Transfer after only replacing the surrogate with hard spikes
| Dataset | Baseline hard-spike | SAST hard-spike | Transfer gap |
|---|---|---|---|
| N-MNIST | 65.7% | 94.7% | 30.3 pp -> 2.5 pp |
| DVS Gesture | 31.8% | 63.3% | 43.2 pp -> 13.6 pp |
The paper also reports compute-matched controls. Even when the baseline gets more epochs to compensate for SAM's extra cost, it still does not close the gap: on N-MNIST the compute-matched baseline reaches 65.7% hard-spike accuracy versus 93.9% for SAST, and on DVS Gesture it reaches 28.0% versus 57.8%.
Hardware-aware inference
The stronger result is that the benefit survives a more deployment-like evaluation with quantized weights, fixed-point membrane state, and discrete leak. Under the tested INT8 and INT4 profiles, SAST still wins by a large margin and often reduces SynOps at the same time.

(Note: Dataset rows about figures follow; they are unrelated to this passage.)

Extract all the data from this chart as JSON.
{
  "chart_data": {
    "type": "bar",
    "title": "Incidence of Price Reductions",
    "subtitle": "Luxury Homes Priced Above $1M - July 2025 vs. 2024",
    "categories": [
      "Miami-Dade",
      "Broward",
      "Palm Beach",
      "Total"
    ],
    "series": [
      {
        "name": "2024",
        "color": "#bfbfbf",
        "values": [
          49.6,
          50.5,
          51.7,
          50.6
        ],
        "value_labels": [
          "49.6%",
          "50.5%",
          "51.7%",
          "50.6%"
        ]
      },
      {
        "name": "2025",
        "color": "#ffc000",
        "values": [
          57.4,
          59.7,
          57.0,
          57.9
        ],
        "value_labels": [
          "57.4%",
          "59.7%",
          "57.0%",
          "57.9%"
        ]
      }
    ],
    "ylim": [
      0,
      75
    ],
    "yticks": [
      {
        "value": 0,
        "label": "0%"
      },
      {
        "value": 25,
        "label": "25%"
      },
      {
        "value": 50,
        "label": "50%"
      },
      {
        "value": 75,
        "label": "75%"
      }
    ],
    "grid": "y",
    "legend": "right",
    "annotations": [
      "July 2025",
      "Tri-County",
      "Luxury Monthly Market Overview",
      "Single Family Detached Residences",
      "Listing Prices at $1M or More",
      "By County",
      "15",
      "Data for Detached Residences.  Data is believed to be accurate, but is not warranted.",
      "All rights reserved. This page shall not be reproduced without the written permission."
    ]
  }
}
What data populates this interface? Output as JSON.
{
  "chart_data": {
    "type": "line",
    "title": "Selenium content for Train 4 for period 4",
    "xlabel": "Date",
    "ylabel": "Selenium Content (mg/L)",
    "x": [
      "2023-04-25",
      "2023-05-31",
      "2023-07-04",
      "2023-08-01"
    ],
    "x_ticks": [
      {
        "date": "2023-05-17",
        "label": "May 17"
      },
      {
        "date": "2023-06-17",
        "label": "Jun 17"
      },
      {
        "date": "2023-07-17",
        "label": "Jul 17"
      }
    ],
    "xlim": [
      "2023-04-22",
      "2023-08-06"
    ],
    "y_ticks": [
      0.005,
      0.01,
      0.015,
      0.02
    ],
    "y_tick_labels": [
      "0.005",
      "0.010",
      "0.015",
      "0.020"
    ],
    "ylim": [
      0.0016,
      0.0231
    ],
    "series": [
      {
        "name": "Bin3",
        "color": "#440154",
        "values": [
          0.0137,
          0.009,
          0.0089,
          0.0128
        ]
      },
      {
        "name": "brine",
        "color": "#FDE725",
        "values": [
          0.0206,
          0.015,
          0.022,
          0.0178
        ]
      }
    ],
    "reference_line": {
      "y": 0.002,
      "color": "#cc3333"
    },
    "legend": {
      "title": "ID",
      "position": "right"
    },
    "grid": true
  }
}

Hardware-aware hard-spike results
| Profile | Baseline accuracy | SAST accuracy | SynOps |
|---|---|---|---|
| N-MNIST INT8 / Q8.8 | 47.6% | 96.9% | 1,734k -> 1,315k |
| N-MNIST INT4 / Q4.4 | 43.2% | 81.0% | 1,666k -> 1,346k |
| DVS Gesture INT8 / Q8.8 | 25.3% | 47.6% | 86,221.3k -> 4,323.5k |
| DVS Gesture INT4 / Q4.4 | 26.0% | 43.8% | 82,317k -> 4,145.6k |
The paper also reports better robustness under random event-drop corruption and notes the expected training-time cost: roughly 2.1x wall-clock on N-MNIST and 1.8x on DVS Gesture, with no increase in peak memory when the two SAM minibatches are loaded sequentially.
Why it matters
A lot of SNN work can look good in surrogate mode and disappoint once the model is actually forced into binary hardware behavior. This paper is useful because it evaluates the method at that boundary directly. The headline is not just that flat minima help generalization in the abstract; it is that they seem to push membrane dynamics away from ambiguous threshold regions, making the eventual hard-spike implementation more reliable.
Just as importantly, the gain is not purely an accuracy story. The reduction in SynOps on some hardware-aware settings suggests that the same training signal can also produce sparser, cheaper spike activity, which is exactly the kind of tradeoff on-sensor systems care about.
Limits
The paper is careful not to oversell the result. The experiments are on two event-camera benchmarks and small SNN architectures, and the author frames SAST as one promising gap-reduction strategy under the tested settings rather than a universal answer for all neuromorphic deployments.
That is the right reading. The evidence here is strong for the specific swap-only and hardware-aware settings that were evaluated, but broader claims would still need more architectures, more sensors, and direct measurement on real hardware.
References
Nicholson, M. (2026). Sharpness-Aware Surrogate Training for On-Sensor Spiking Neural Networks. arXiv:2604.09696.
Nicholson, M. (2026). Sharpness Aware Surrogate Training for Spiking Neural Networks. arXiv:2603.18039.
Foret, P., Kleiner, A., Mobahi, H., and Neyshabur, B. (2021). Sharpness-Aware Minimization for Efficiently Improving Generalization. arXiv:2010.01412.